All of today’s ads come to us from the summer of 1946, when the country was just beginning to get back on her feet. The war was in the past, and so was hog bristle. In this new age, science was the winner, and pigs vs prophylactic Prolon made good copy.

But not as good as a head of youthful, vibrant, slick hair that caught a young lady’s eye. Watch as his locks emanate vitality.

Good night, nurse! He could inspect my rigging any day.

And speaking of crushes, why not try Orange Crush, filled with the juice of tree-ripened Valencia oranges? Yes, that’s right.
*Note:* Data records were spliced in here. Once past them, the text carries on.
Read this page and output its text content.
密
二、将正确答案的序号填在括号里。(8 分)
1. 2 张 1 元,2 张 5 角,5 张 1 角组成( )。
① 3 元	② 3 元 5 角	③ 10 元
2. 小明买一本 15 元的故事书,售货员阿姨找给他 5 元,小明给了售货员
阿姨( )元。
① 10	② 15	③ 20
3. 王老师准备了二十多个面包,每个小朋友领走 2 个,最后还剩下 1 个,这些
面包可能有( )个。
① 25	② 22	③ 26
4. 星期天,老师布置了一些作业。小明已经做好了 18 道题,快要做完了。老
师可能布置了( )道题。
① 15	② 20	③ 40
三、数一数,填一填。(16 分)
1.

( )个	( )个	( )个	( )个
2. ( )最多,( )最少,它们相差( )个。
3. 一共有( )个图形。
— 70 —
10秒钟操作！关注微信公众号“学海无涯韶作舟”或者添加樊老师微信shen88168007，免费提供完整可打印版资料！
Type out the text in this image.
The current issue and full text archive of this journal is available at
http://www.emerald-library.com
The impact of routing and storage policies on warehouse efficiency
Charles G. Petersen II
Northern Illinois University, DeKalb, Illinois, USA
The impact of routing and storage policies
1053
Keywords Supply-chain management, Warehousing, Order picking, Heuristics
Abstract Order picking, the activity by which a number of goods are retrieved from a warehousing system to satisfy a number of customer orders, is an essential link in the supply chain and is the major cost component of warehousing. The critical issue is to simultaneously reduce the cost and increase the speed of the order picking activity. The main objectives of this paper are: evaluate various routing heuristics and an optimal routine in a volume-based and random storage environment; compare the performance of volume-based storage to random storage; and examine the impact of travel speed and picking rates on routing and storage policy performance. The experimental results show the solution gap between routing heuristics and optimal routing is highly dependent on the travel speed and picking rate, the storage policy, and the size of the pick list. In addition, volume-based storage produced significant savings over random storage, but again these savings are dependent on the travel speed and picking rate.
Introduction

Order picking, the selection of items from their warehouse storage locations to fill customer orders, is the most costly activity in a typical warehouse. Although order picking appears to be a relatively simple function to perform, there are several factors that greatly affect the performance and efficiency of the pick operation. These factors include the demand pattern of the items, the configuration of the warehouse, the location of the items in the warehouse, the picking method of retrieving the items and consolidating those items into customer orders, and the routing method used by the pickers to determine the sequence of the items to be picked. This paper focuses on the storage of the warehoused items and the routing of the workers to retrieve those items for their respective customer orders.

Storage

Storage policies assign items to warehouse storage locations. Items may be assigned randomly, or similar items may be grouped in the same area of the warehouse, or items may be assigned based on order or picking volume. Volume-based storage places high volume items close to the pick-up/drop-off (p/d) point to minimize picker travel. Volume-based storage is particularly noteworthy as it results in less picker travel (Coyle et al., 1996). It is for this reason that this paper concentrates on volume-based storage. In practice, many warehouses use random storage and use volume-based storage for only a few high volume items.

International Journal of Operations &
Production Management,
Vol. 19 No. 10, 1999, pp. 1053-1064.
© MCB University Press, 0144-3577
Actual juice in the bottle, as well as pulp!

Not a fan of orange? Then pause to refresh with Hires. Cheers to silly puns! Now let me dig, woman.

Not a soda person? Maybe a Bloody Mary is in your future. Make it sing with A-1, the dash that makes the dish!

After all that imbibing, it’s time to wind down, head to the parlor, and listen to some Big Band on the Crosley radio. Perhaps make room for a cooling after-dinner mint. Everyone’s heard of Richardson’s mints. U-All-No!

You’re My Wonder (Wet) Wall

I saw this today and had to share. Did y’all even know these were called wet walls? I sure didn’t. But I’ve never worked in grocery, or retail at all. My years were spent serving folks cooked veggies on plates in restaurants, not organizing them so satisfyingly brilliantly.

Who knew radishes and chives harmonized so well?

This is better art than I’ve seen in overpriced coastal galleries. I’ll take this over a watercolor lighthouse any day.

BTW, it’s also called “wet rack,” but I wouldn’t Google that.

I know the starting pay at our local grocery store is $15/hr, way more than I make with my degree. But whoever did this needs to get a bonus. That’s thinking outside the box.

Except at first glance, it kind of looks tuna shoved in there …

Rib-Tickling, Spine-Splitting Pie

shorpy

I do love pie (even chose it instead of wedding cake), but I must admit I’ve never consumed it whilst donning a bathing suit, as these lasses did on July 31, 1921 in the nation’s capital. Tidal Basin Bathing Beach had opened only three years prior, and then closed four years after this shot.  Seize the moments while you can.

I’m The Gravy To Your Mashed

1947 Cactus

With less than three months till Thanksgiving, you might need to start thinking about your gravy needs.

For a ditty to encourage your culinary skills (fraught with innuendo), may I suggest?

Underwood Or Underworld?

LIFE 1949

While a tiger might seem a reach to sell Frosted Flakes, Satan selling pork products make even less sense, especially in 1949, when prayer still existed in public schools. I get it; it’s “deviled” ham, ground and spiced. But I don’t like my ham ground. I like it in thin peppery deli slices, like the ones I purchased this morning.

Deviled eggs, yes. Deviled ham, no.

Canned kipper, tuna, oysters–these I’m fine with. I can see their bony spines. I know it was one sardine I’m eating, not a grind of the worst parts of the pig, processed from 1000 swine into one little can.

Cracked.com reviewed several potted meats, referring to the “coating of newborn-esque vernix” that covered the moist meat (shudders). I hope the reviewer was compensated generously.

I know some of you eat Spam (ground pork shoulder–mostly) but I fear it’s full of hooves and tails. Maybe that’s why Satan makes sense for deviled ham; he has cloven feet. Jesus certainly couldn’t be the pitch man; he never even tasted pork because he was Jewish. And you can’t fashion a newborn manger Jesus out of deviled ham. These could use a little more paprika.